Sorry for confusing. The 'aligned_index' will be rounded down by 
'cur_order' (which is 6), so the index is correct. But the swap offset 
calculated by 'swp_offset(swap) + i' looks incorrect, cause the 'i' is 
always between 0 and 63.

>  > +for (i = 0; i < 1 << cur_order; i += (1 << split_order)) {
>  > +    pgoff_t aligned_index = round_down(index, 1 << cur_order);
>  > +    swp_entry_t tmp;
>  > +
>  > +    tmp = swp_entry(swp_type(swap), swp_offset(swap) + i);
>  > +    __xa_store(&mapping->i_pages, aligned_index + i,
>  > +        swp_to_radix_entry(tmp), 0);
>  > +}
> 
> However, if the index is greater than 63, it appears that it is not set 
> to the correct new swap entry after splitting.

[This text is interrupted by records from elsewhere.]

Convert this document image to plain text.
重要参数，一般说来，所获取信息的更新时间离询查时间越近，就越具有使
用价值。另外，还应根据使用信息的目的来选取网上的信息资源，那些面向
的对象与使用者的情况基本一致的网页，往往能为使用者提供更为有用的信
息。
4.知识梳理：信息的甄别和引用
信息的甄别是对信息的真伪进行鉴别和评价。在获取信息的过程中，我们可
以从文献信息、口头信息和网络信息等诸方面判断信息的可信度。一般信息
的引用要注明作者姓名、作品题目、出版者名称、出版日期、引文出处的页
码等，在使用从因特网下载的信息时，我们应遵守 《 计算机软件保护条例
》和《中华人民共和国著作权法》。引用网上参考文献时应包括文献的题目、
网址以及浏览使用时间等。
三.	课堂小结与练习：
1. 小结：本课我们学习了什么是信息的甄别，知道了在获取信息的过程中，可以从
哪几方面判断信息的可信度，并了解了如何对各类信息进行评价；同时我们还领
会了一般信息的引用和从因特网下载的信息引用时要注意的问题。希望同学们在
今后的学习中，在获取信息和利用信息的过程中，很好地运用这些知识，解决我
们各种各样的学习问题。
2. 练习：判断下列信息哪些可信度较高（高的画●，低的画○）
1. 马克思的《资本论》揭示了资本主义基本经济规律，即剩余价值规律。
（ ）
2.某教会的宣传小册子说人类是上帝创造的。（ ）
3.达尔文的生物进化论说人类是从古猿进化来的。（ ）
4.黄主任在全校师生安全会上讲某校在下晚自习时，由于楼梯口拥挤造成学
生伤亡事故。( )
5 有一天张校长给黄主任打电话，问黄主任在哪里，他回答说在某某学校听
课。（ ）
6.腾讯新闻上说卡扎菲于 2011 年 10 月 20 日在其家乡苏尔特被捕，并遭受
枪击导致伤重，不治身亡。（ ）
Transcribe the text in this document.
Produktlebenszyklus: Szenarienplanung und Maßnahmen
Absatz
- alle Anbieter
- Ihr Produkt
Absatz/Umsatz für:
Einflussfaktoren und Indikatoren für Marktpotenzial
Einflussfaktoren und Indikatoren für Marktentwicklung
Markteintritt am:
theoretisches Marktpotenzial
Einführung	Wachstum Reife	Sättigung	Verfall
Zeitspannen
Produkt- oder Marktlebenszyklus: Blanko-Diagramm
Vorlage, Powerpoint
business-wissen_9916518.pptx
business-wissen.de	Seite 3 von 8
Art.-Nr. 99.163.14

Please corect me if I 
> missed anyting.
> 
>> -
>> -            /*
>> -             * Re-set the swap entry after splitting, and the swap
>> -             * offset of the original large entry must be continuous.
>> -             */
>> -            for (i = 0; i < 1 << order; i++) {
>> -                pgoff_t aligned_index = round_down(index, 1 << order);
>> -                swp_entry_t tmp;
>> -
>> -                tmp = swp_entry(swp_type(swap), swp_offset(swap) + i);
>> -                __xa_store(&mapping->i_pages, aligned_index + i,
>> -                       swp_to_radix_entry(tmp), 0);
>> -            }
>>           }
>>
>>   unlock:
>> @@ -2221,7 +2222,7 @@ static int shmem_split_large_entry(struct inode 
>> *inode, pgoff_t index,
>>       if (xas_error(&xas))
>>           return xas_error(&xas);
>>
>> -    return split_order;
>> +    return entry_order;
>>   }
>>
>>   /*
>>
>>
>> Best Regards,
>> Yan, Zi